The Unicode website includes a registry of all submitted design proposals, but because the only emoji to have been recalled was the gun – replaced by a water pistol – and they only release two to six new emojis a year, it’s a slow process.

Only when a friend texted her last week did she receive the happy news.

“He saw an article about the emojis that are being released next and he recognised it.”

Dark eye bags are a key part of the design, paired with a droopy mouth.

“It’s not a happy-looking guy.”

Since then, it has received international media coverage from tech sites.

An author from The Verge commented on how “I think that eyebag one is going to make a frequent appearance in my group chats”, and a news writer for ITC plans to use it “when I ask for a vacation, or maybe for all work tasks”.

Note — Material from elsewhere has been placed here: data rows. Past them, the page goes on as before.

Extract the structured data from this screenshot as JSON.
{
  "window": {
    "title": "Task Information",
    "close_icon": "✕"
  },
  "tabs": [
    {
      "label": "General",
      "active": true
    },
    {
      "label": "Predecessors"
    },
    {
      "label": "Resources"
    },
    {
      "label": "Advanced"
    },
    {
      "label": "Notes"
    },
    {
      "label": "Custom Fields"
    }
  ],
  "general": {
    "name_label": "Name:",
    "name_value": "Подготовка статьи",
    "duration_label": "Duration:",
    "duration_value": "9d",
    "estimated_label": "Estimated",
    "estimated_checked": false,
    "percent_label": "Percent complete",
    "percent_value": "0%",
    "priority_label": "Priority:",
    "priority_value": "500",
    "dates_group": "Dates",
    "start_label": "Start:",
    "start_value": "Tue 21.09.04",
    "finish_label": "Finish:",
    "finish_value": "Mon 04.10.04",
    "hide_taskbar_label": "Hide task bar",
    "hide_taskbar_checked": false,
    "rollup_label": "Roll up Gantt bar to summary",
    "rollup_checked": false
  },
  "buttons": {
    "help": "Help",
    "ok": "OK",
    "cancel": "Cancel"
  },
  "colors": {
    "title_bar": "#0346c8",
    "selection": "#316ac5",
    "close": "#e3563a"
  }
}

Beta testing on the new emoji will run until 2 July, when it will be officially approved and released.

Unicode website screenshot

The emoji was included in a release list on the Unicode website. Photo: Screenshot.

From there, it usually takes several months for smartphone manufacturers and tech companies to create their own versions, but in the case of Apple, it’s expected to feature in the iPhone keyboard when iOS 18 launches in March 2025.

Erin says she’s been so excited since hearing the news that she’s almost back where she started and unable to sleep.

“It’s such a small idea – a proposal that’s written over a few nights – but with such huge reach – going to something like 10 billion devices worldwide. I kind of feel like a bit of playful world domination.”

Will there be more?

“I kind of feel like I’ve ticked that box, and I really want to figure out what other area I could help with.”